Some argue that Salinas is indeed a true reformer but is waiting to establish democracy until his economic policies have produced a lasting effect. Opening up the political process too soon might interfere with the orderly execution of his restructuring plan and jeopardize the economic recovery. Robert Pastor, President Jimmy Carter's adviser on Latin America, says, "There isn't any question that President Salinas wants to modernize the party." It's all just a matter of time, asserts Pastor.
But others argue that democratization could actually further the economic growth that Salinas wants. "Democracy would return the initiative to society and would liberate the creative powers of the people," claims writer Octavio Paz, this year's Nobel Prize winner in literature. And Castañeda believes that "Salinas could implement real change in 24 hours.…He's just not doing it."
Indeed, a much-heralded PRI reform conference held in early September failed to establish any significant changes in the party structure. The conference defeated initiatives that would have kept the president from setting party policy and choosing candidates. Rodolfo Gonzalez Guevara, a long-time member of the PRI and a leader of the reformers, called the conference "the worst masquerade of its [the PRI] history," Gonzalez has since resigned from the PRI.
Opinion polls show that most Mexican voters would support Salinas if elections were held today. The 1988 election was more of a backlash against the PRI and its quasi-dictatorial ways than a rejection of its candidate or platform. This explains, in part, why the post-election turmoil failed to produce any real change. But it also underscores the importance people place on the electoral process itself. By failing to introduce real reforms Salinas endangers his party and his economic policies.
As long as Mexico's president continues to enjoy virtually unchecked power, freedom and progress remain vulnerable to the whims of politicians with no accountability.
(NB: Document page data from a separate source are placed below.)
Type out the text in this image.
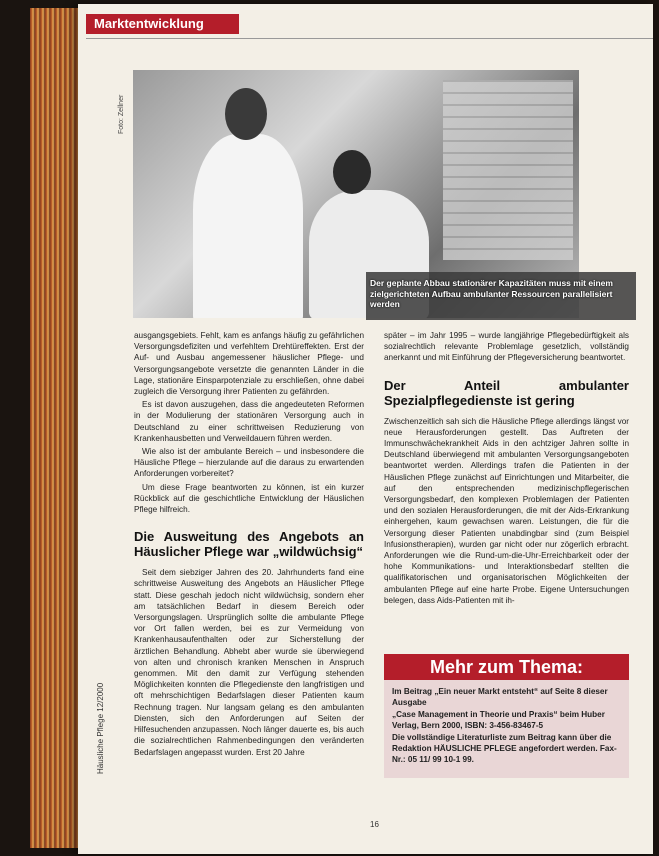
Marktentwicklung
Foto: Zellner
Der geplante Abbau stationärer Kapazitäten muss mit einem zielgerichteten Aufbau ambulanter Ressourcen parallelisiert werden

ausgangsgebiets. Fehlt, kam es anfangs häufig zu gefährlichen Versorgungsdefiziten und verfehltem Drehtüreffekten. Erst der Auf- und Ausbau angemessener häuslicher Pflege- und Versorgungsangebote versetzte die genannten Länder in die Lage, stationäre Einsparpotenziale zu erschließen, ohne dabei zugleich die Versorgung ihrer Patienten zu gefährden.

Es ist davon auszugehen, dass die angedeuteten Reformen in der Modulierung der stationären Versorgung auch in Deutschland zu einer schrittweisen Reduzierung von Krankenhausbetten und Verweildauern führen werden.

Wie also ist der ambulante Bereich – und insbesondere die Häusliche Pflege – hierzulande auf die daraus zu erwartenden Anforderungen vorbereitet?

Um diese Frage beantworten zu können, ist ein kurzer Rückblick auf die geschichtliche Entwicklung der Häuslichen Pflege hilfreich.

Die Ausweitung des Angebots an Häuslicher Pflege war „wildwüchsig“

Seit dem siebziger Jahren des 20. Jahrhunderts fand eine schrittweise Ausweitung des Angebots an Häuslicher Pflege statt. Diese geschah jedoch nicht wildwüchsig, sondern eher am tatsächlichen Bedarf in diesem Bereich oder Versorgungslagen. Ursprünglich sollte die ambulante Pflege vor Ort fallen werden, bei es zur Vermeidung von Krankenhausaufenthalten oder zur Sicherstellung der ärztlichen Behandlung. Abhebt aber wurde sie überwiegend von alten und chronisch kranken Menschen in Anspruch genommen. Mit den damit zur Verfügung stehenden Möglichkeiten konnten die Pflegedienste den langfristigen und oft mehrschichtigen Bedarfslagen dieser Patienten kaum Rechnung tragen. Nur langsam gelang es den ambulanten Diensten, sich den Anforderungen auf Seiten der Hilfesuchenden anzupassen. Noch länger dauerte es, bis auch die sozialrechtlichen Rahmenbedingungen den veränderten Bedarfslagen angepasst wurden. Erst 20 Jahre

später – im Jahr 1995 – wurde langjährige Pflegebedürftigkeit als sozialrechtlich relevante Problemlage gesetzlich, vollständig anerkannt und mit Einführung der Pflegeversicherung beantwortet.

Der Anteil ambulanter Spezialpflegedienste ist gering

Zwischenzeitlich sah sich die Häusliche Pflege allerdings längst vor neue Herausforderungen gestellt. Das Auftreten der Immunschwächekrankheit Aids in den achtziger Jahren sollte in Deutschland überwiegend mit ambulanten Versorgungsangeboten beantwortet werden. Allerdings trafen die Patienten in der Häuslichen Pflege zunächst auf Einrichtungen und Mitarbeiter, die auf den entsprechenden medizinischpflegerischen Versorgungsbedarf, den komplexen Problemlagen der Patienten und den sozialen Herausforderungen, die mit der Aids-Erkrankung einhergehen, kaum gewachsen waren. Leistungen, die für die Versorgung dieser Patienten unabdingbar sind (zum Beispiel Infusionstherapien), wurden gar nicht oder nur zögerlich erbracht. Anforderungen wie die Rund-um-die-Uhr-Erreichbarkeit oder der hohe Kommunikations- und Interaktionsbedarf stellten die qualifikatorischen und organisatorischen Möglichkeiten der ambulanten Pflege auf eine harte Probe. Eigene Untersuchungen belegen, dass Aids-Patienten mit ih-

Mehr zum Thema:
Im Beitrag „Ein neuer Markt entsteht“ auf Seite 8 dieser Ausgabe
„Case Management in Theorie und Praxis“ beim Huber Verlag, Bern 2000, ISBN: 3-456-83467-5
Die vollständige Literaturliste zum Beitrag kann über die Redaktion HÄUSLICHE PFLEGE angefordert werden. Fax-Nr.: 05 11/ 99 10-1 99.
Häusliche Pflege 12/2000
16
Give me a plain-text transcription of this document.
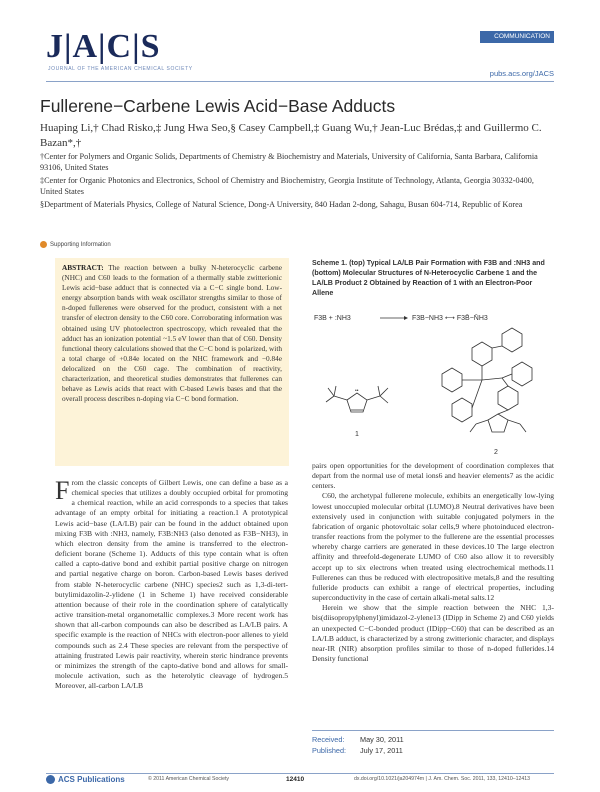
J|A|C|S
JOURNAL OF THE AMERICAN CHEMICAL SOCIETY
COMMUNICATION
pubs.acs.org/JACS
Fullerene−Carbene Lewis Acid−Base Adducts
Huaping Li,† Chad Risko,‡ Jung Hwa Seo,§ Casey Campbell,‡ Guang Wu,† Jean-Luc Brédas,‡ and Guillermo C. Bazan*,†
†Center for Polymers and Organic Solids, Departments of Chemistry & Biochemistry and Materials, University of California, Santa Barbara, California 93106, United States
‡Center for Organic Photonics and Electronics, School of Chemistry and Biochemistry, Georgia Institute of Technology, Atlanta, Georgia 30332-0400, United States
§Department of Materials Physics, College of Natural Science, Dong-A University, 840 Hadan 2-dong, Sahagu, Busan 604-714, Republic of Korea
Supporting Information
ABSTRACT: The reaction between a bulky N-heterocyclic carbene (NHC) and C60 leads to the formation of a thermally stable zwitterionic Lewis acid−base adduct that is connected via a C−C single bond. Low-energy absorption bands with weak oscillator strengths similar to those of n-doped fullerenes were observed for the product, consistent with a net transfer of electron density to the C60 core. Corroborating information was obtained using UV photoelectron spectroscopy, which revealed that the adduct has an ionization potential ~1.5 eV lower than that of C60. Density functional theory calculations showed that the C−C bond is polarized, with a total charge of +0.84e located on the NHC framework and −0.84e delocalized on the C60 cage. The combination of reactivity, characterization, and theoretical studies demonstrates that fullerenes can behave as Lewis acids that react with C-based Lewis bases and that the overall process describes n-doping via C−C bond formation.
Scheme 1. (top) Typical LA/LB Pair Formation with F3B and :NH3 and (bottom) Molecular Structures of N-Heterocyclic Carbene 1 and the LA/LB Product 2 Obtained by Reaction of 1 with an Electron-Poor Allene
F3B + :NH3	F3B−NH3 ⟷ F3B̄−N̄H3
••
1
2
From the classic concepts of Gilbert Lewis, one can define a base as a chemical species that utilizes a doubly occupied orbital for promoting a chemical reaction, while an acid corresponds to a species that takes advantage of an empty orbital for initiating a reaction.1 A prototypical Lewis acid−base (LA/LB) pair can be found in the adduct obtained upon mixing F3B with :NH3, namely, F3B:NH3 (also denoted as F3B−NH3), in which electron density from the amine is transferred to the electron-deficient borane (Scheme 1). Adducts of this type contain what is often called a capto-dative bond and exhibit partial positive charge on nitrogen and partial negative charge on boron. Carbon-based Lewis bases derived from stable N-heterocyclic carbene (NHC) species2 such as 1,3-di-tert-butylimidazolin-2-ylidene (1 in Scheme 1) have received considerable attention because of their role in the coordination sphere of catalytically active transition-metal organometallic complexes.3 More recent work has shown that all-carbon compounds can also be described as LA/LB pairs. A specific example is the reaction of NHCs with electron-poor allenes to yield compounds such as 2.4 These species are relevant from the perspective of attaining frustrated Lewis pair reactivity, wherein steric hindrance prevents or minimizes the strength of the capto-dative bond and allows for small-molecule activation, such as the heterolytic cleavage of hydrogen.5 Moreover, all-carbon LA/LB
pairs open opportunities for the development of coordination complexes that depart from the normal use of metal ions6 and heavier elements7 as the acidic centers.
C60, the archetypal fullerene molecule, exhibits an energetically low-lying lowest unoccupied molecular orbital (LUMO).8 Neutral derivatives have been extensively used in conjunction with suitable conjugated polymers in the fabrication of organic photovoltaic solar cells,9 where photoinduced electron-transfer reactions from the polymer to the fullerene are the essential processes whereby charge carriers are generated in these devices.10 The large electron affinity and threefold-degenerate LUMO of C60 also allow it to reversibly accept up to six electrons when treated using electrochemical methods.11 Fullerenes can thus be reduced with electropositive metals,8 and the resulting fulleride products can exhibit a range of electrical properties, including superconductivity in the case of certain alkali-metal salts.12
Herein we show that the simple reaction between the NHC 1,3-bis(diisopropylphenyl)imidazol-2-ylene13 (IDipp in Scheme 2) and C60 yields an unexpected C−C-bonded product (IDipp−C60) that can be described as an LA/LB adduct, is characterized by a strong zwitterionic character, and displays near-IR (NIR) absorption profiles similar to those of n-doped fullerides.14 Density functional
Received: May 30, 2011
Published: July 17, 2011
ACS Publications	© 2011 American Chemical Society	12410	dx.doi.org/10.1021/ja204974m | J. Am. Chem. Soc. 2011, 133, 12410–12413
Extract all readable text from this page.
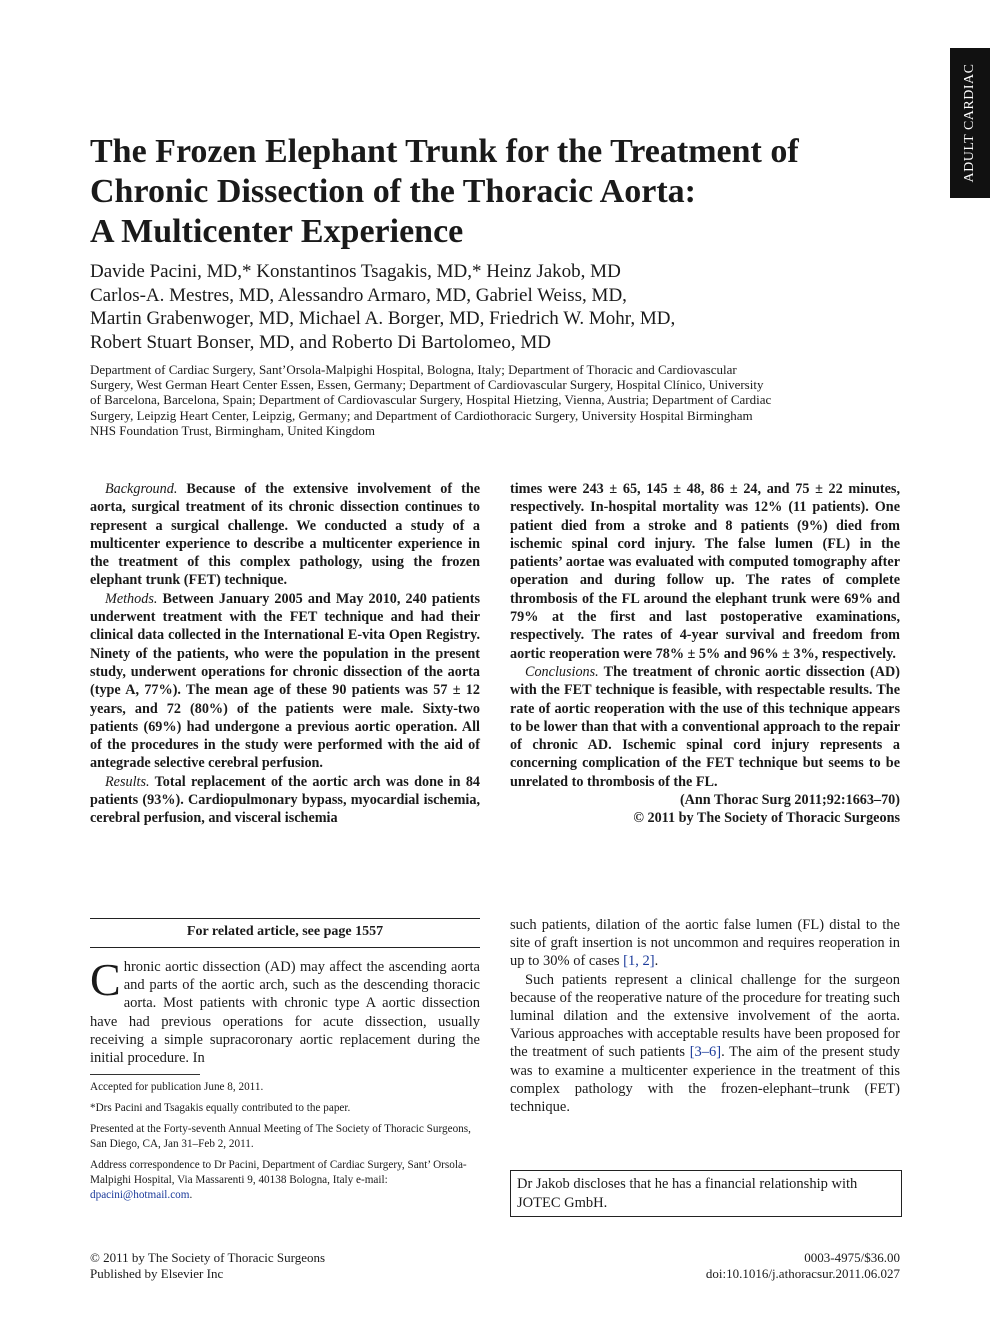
ADULT CARDIAC
The Frozen Elephant Trunk for the Treatment of
Chronic Dissection of the Thoracic Aorta:
A Multicenter Experience
Davide Pacini, MD,* Konstantinos Tsagakis, MD,* Heinz Jakob, MD
Carlos-A. Mestres, MD, Alessandro Armaro, MD, Gabriel Weiss, MD,
Martin Grabenwoger, MD, Michael A. Borger, MD, Friedrich W. Mohr, MD,
Robert Stuart Bonser, MD, and Roberto Di Bartolomeo, MD
Department of Cardiac Surgery, Sant’Orsola-Malpighi Hospital, Bologna, Italy; Department of Thoracic and Cardiovascular
Surgery, West German Heart Center Essen, Essen, Germany; Department of Cardiovascular Surgery, Hospital Clínico, University
of Barcelona, Barcelona, Spain; Department of Cardiovascular Surgery, Hospital Hietzing, Vienna, Austria; Department of Cardiac
Surgery, Leipzig Heart Center, Leipzig, Germany; and Department of Cardiothoracic Surgery, University Hospital Birmingham
NHS Foundation Trust, Birmingham, United Kingdom

Background. Because of the extensive involvement of the aorta, surgical treatment of its chronic dissection continues to represent a surgical challenge. We conducted a study of a multicenter experience to describe a multicenter experience in the treatment of this complex pathology, using the frozen elephant trunk (FET) technique.

Methods. Between January 2005 and May 2010, 240 patients underwent treatment with the FET technique and had their clinical data collected in the International E-vita Open Registry. Ninety of the patients, who were the population in the present study, underwent operations for chronic dissection of the aorta (type A, 77%). The mean age of these 90 patients was 57 ± 12 years, and 72 (80%) of the patients were male. Sixty-two patients (69%) had undergone a previous aortic operation. All of the procedures in the study were performed with the aid of antegrade selective cerebral perfusion.

Results. Total replacement of the aortic arch was done in 84 patients (93%). Cardiopulmonary bypass, myocardial ischemia, cerebral perfusion, and visceral ischemia

times were 243 ± 65, 145 ± 48, 86 ± 24, and 75 ± 22 minutes, respectively. In-hospital mortality was 12% (11 patients). One patient died from a stroke and 8 patients (9%) died from ischemic spinal cord injury. The false lumen (FL) in the patients’ aortae was evaluated with computed tomography after operation and during follow up. The rates of complete thrombosis of the FL around the elephant trunk were 69% and 79% at the first and last postoperative examinations, respectively. The rates of 4-year survival and freedom from aortic reoperation were 78% ± 5% and 96% ± 3%, respectively.

Conclusions. The treatment of chronic aortic dissection (AD) with the FET technique is feasible, with respectable results. The rate of aortic reoperation with the use of this technique appears to be lower than that with a conventional approach to the repair of chronic AD. Ischemic spinal cord injury represents a concerning complication of the FET technique but seems to be unrelated to thrombosis of the FL.

(Ann Thorac Surg 2011;92:1663–70)

© 2011 by The Society of Thoracic Surgeons

For related article, see page 1557

Chronic aortic dissection (AD) may affect the ascending aorta and parts of the aortic arch, such as the descending thoracic aorta. Most patients with chronic type A aortic dissection have had previous operations for acute dissection, usually receiving a simple supracoronary aortic replacement during the initial procedure. In

Accepted for publication June 8, 2011.

*Drs Pacini and Tsagakis equally contributed to the paper.

Presented at the Forty-seventh Annual Meeting of The Society of Thoracic Surgeons, San Diego, CA, Jan 31–Feb 2, 2011.

Address correspondence to Dr Pacini, Department of Cardiac Surgery, Sant’ Orsola-Malpighi Hospital, Via Massarenti 9, 40138 Bologna, Italy e-mail: dpacini@hotmail.com.

such patients, dilation of the aortic false lumen (FL) distal to the site of graft insertion is not uncommon and requires reoperation in up to 30% of cases [1, 2].

Such patients represent a clinical challenge for the surgeon because of the reoperative nature of the procedure for treating such luminal dilation and the extensive involvement of the aorta. Various approaches with acceptable results have been proposed for the treatment of such patients [3–6]. The aim of the present study was to examine a multicenter experience in the treatment of this complex pathology with the frozen-elephant–trunk (FET) technique.

Dr Jakob discloses that he has a financial relationship with JOTEC GmbH.
© 2011 by The Society of Thoracic Surgeons
Published by Elsevier Inc
0003-4975/$36.00
doi:10.1016/j.athoracsur.2011.06.027
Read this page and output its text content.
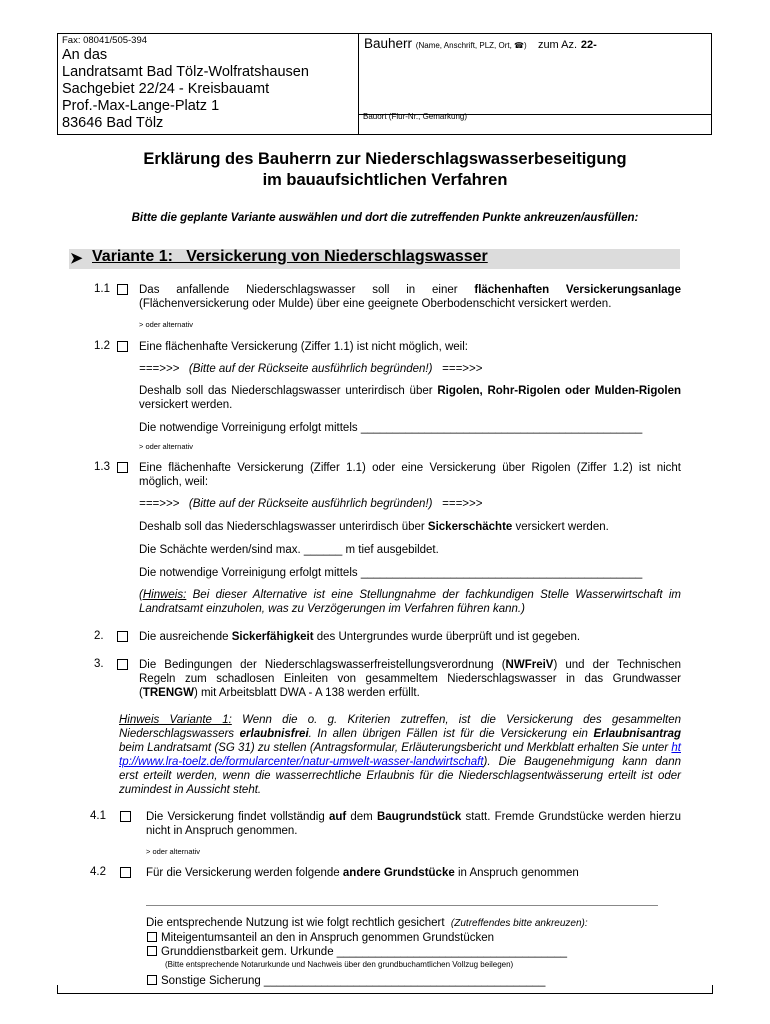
Fax: 08041/505-394
An das
Landratsamt Bad Tölz-Wolfratshausen
Sachgebiet 22/24 - Kreisbauamt
Prof.-Max-Lange-Platz 1
83646 Bad Tölz
Bauherr (Name, Anschrift, PLZ, Ort, ☎) zum Az. 22-
Bauort (Flur-Nr., Gemarkung)
Erklärung des Bauherrn zur Niederschlagswasserbeseitigung
im bauaufsichtlichen Verfahren
Bitte die geplante Variante auswählen und dort die zutreffenden Punkte ankreuzen/ausfüllen:
➤ Variante 1:   Versickerung von Niederschlagswasser
1.1	Das anfallende Niederschlagswasser soll in einer flächenhaften Versickerungsanlage (Flächenversickerung oder Mulde) über eine geeignete Oberbodenschicht versickert werden.
> oder alternativ
1.2	Eine flächenhafte Versickerung (Ziffer 1.1) ist nicht möglich, weil:
===>>>   (Bitte auf der Rückseite ausführlich begründen!)   ===>>>
Deshalb soll das Niederschlagswasser unterirdisch über Rigolen, Rohr-Rigolen oder Mulden-Rigolen versickert werden.
Die notwendige Vorreinigung erfolgt mittels ____________________________________________
> oder alternativ
1.3	Eine flächenhafte Versickerung (Ziffer 1.1) oder eine Versickerung über Rigolen (Ziffer 1.2) ist nicht möglich, weil:
===>>>   (Bitte auf der Rückseite ausführlich begründen!)   ===>>>
Deshalb soll das Niederschlagswasser unterirdisch über Sickerschächte versickert werden.
Die Schächte werden/sind max. ______ m tief ausgebildet.
Die notwendige Vorreinigung erfolgt mittels ____________________________________________
(Hinweis: Bei dieser Alternative ist eine Stellungnahme der fachkundigen Stelle Wasserwirtschaft im Landratsamt einzuholen, was zu Verzögerungen im Verfahren führen kann.)
2.	Die ausreichende Sickerfähigkeit des Untergrundes wurde überprüft und ist gegeben.
3.	Die Bedingungen der Niederschlagswasserfreistellungsverordnung (NWFreiV) und der Technischen Regeln zum schadlosen Einleiten von gesammeltem Niederschlagswasser in das Grundwasser (TRENGW) mit Arbeitsblatt DWA - A 138 werden erfüllt.
Hinweis Variante 1: Wenn die o. g. Kriterien zutreffen, ist die Versickerung des gesammelten Niederschlagswassers erlaubnisfrei. In allen übrigen Fällen ist für die Versickerung ein Erlaubnisantrag beim Landratsamt (SG 31) zu stellen (Antragsformular, Erläuterungsbericht und Merkblatt erhalten Sie unter http://www.lra-toelz.de/formularcenter/natur-umwelt-wasser-landwirtschaft). Die Baugenehmigung kann dann erst erteilt werden, wenn die wasserrechtliche Erlaubnis für die Niederschlagsentwässerung erteilt ist oder zumindest in Aussicht steht.
4.1	Die Versickerung findet vollständig auf dem Baugrundstück statt. Fremde Grundstücke werden hierzu nicht in Anspruch genommen.
> oder alternativ
4.2	Für die Versickerung werden folgende andere Grundstücke in Anspruch genommen
Die entsprechende Nutzung ist wie folgt rechtlich gesichert (Zutreffendes bitte ankreuzen):
Miteigentumsanteil an den in Anspruch genommen Grundstücken
Grunddienstbarkeit gem. Urkunde ____________________________________
(Bitte entsprechende Notarurkunde und Nachweis über den grundbuchamtlichen Vollzug beilegen)
Sonstige Sicherung ____________________________________________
This can in turn give rise to any one of the three following scenarios, all of which spell economic decline: 1) Salinas's reforms could be quickly overturned by the next PRI administration; 2) rising political unrest could damage economic stability in spite of sound government policies; or 3) new, less able opposition leaders may be violently swept into office as the Mexican people, taking economic well-being for granted, simply get tired of impositions.
"We now live in a different Mexico," writes journalist Ernesto Teissier, author of the recent Mexican best-seller Never Again. "Changes will come peacefully or violently, but nothing will stop them."
Salinas has made real changes in the Mexican economy—changes that have benefited the country immensely. But his reluctance to give the people real democracy may ultimately jeopardize both those reforms and his presidency.
Julio Marquez, a Mexican citizen, is a 1990 graduate of the Harvard Business School. He is pursuing a career in Latin American finance.